If you’re an amateur photographer or simply need a fine camera, the Incredible is a great choice. The device sports an 8-megapixel camera-the first of its kind from Verizon-making the Nexus One’s 5-megapixel offering seem pedestrian by comparison.
The Incredible also employs HTC Sense’s user experience, with seven customizable home screens. What does anyone want with seven home screens? If you need a phone to be an extension of your desktop or laptop, where you’re accustomed to opening in several browser tabs, the Incredible is a nice fit.
I posted Google Buzz from the device with ease and searched the new Google Place Pages, which have been optimized for mobile, making the feature a nice little personal assistant for the pocket.
Calls on the device were crisp and clear. It could have been my imagination, but the speech-to-text capability seems to have improved a bit from just a few short months ago. The battery held up well over the course of the day with a handful of phone calls and some considerable Web browsing-12 hours before dying.
Incredible Beats the Bold 9650
The Nexus One offered a great mobile Web experience. But with the same OS, pretty much the same apps, same processor and other details, it’s no surprise that Verizon and/or Google opted not to offer the Nexus One on the Verizon network.
Offering the Nexus One solely through a virtual store and subsidized by the No. 4 U.S. wireless carrier in T-Mobile is not a recipe for success. Whoever nixed the Nexus One on Verizon’s network-some say Verizon, some say Google-proved the point. The Incredible could easily cannibalize the Nexus One and it wouldn’t be a shame.

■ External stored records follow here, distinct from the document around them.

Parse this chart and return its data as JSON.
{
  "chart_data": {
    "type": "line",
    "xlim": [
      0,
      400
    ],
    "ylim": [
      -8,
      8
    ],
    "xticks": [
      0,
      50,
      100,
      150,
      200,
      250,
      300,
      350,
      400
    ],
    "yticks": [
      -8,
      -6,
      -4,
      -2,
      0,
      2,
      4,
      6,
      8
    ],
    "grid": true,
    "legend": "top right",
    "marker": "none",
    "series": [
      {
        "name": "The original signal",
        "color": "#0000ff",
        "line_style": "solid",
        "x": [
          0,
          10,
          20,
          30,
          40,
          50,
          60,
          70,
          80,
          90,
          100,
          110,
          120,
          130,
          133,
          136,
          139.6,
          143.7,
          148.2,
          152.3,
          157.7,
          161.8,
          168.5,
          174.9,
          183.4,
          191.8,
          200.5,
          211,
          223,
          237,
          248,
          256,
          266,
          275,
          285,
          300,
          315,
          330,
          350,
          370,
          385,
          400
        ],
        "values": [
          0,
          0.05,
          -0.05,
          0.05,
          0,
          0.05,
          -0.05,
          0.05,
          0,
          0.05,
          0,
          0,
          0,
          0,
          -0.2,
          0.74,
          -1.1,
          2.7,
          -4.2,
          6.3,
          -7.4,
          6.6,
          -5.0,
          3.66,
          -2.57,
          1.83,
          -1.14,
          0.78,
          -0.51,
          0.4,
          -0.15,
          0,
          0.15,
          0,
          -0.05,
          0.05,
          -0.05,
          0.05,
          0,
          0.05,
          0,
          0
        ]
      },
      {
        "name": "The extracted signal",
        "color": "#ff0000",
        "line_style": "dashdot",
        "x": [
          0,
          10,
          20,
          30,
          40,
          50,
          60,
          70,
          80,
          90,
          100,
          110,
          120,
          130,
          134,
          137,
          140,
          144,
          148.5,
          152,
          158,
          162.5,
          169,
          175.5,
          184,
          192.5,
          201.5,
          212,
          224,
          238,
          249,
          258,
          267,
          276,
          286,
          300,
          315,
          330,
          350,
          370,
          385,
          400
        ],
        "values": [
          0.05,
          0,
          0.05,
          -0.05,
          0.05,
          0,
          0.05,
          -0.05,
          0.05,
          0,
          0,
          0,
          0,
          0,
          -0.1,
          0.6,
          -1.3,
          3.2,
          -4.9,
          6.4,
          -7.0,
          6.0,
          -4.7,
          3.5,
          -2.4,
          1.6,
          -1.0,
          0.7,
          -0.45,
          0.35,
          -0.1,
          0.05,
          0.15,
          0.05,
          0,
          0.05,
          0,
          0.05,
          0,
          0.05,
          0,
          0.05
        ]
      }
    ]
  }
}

It’s not a technology issue; it’s a go-to-market obstacle. Why would Verizon get behind the Nexus One with a similar, yet superior device in the fold?
I won’t yet predict the Incredible will sell more than 1 million-plus units like the Motorola Droid. How do we know the Froyo phones won’t come out in May to blow everyone away? But the Incredible will certainly sell more than the reported 200,000 to 250,000 Nexus One devices Google has sold.
I took the Incredible with me to Research In Motion’s Wireless Enterprise Symposium this week. What better way to field test the latest high-end Android gadget than against the latest and greatest gadget the leading smartphone maker in the United States has to offer?
I took the Incredible to the BlackBerry booth and measured its Web browsing capabilities versus the forthcoming BlackBerry Bold 9650, RIM’s latest high-end smartphone. See them side-by-side here.
The Bold 9650 is a sweet gadget. It’s small, sleek and powerful, boasting the optical trackpad that makes the trackball seem like an 8-track player and the full QWERTY keyboard road warriors have grown to know and love.
Navigating the many applications-RIM is getting more media-happy-on the Bold 9650 was a snap, and typing long e-mails was a dream.
But, and this is a big but for a heavy Web user, the Bold 9650 rendered most Web pages I tested against the Incredible in about half the time.
Whether it was just the Best Buy Website, or the media-intensive ESPN.com, I watched the Bold 9650 parse, mull and churn its way to surface content. The Incredible rendered the same Websites with greater efficiency.
I know, I know. The BlackBerry is meant to be a messaging device and in that vein it is clearly the superior gadget. But having tested the original Droid, its baby brother the Droid Eris, the Nexus One and now the Incredible, I’ve gotten comfortable with typing e-mails and doing manual searches on the Android virtual keyboards.
It’s funny because when I type on the Android virtual keyboards, it feels as though I’m not hitting the right keys because they are so narrow, yet the technology picks up my little taps with surprising accuracy-and I’m not a novice typist on a virtual keyboard.
When it comes down to it, I’d choose an Incredible over the 9650 because I can e-mail on both (obviously much better typing on the Bold keyboard), but get much faster Web results from the Droid.
Putting the Incredible and Bold 9650 toe-to-toe, browsing speed wins the day. If e-mailing is more important for you, the Bold is a better bet.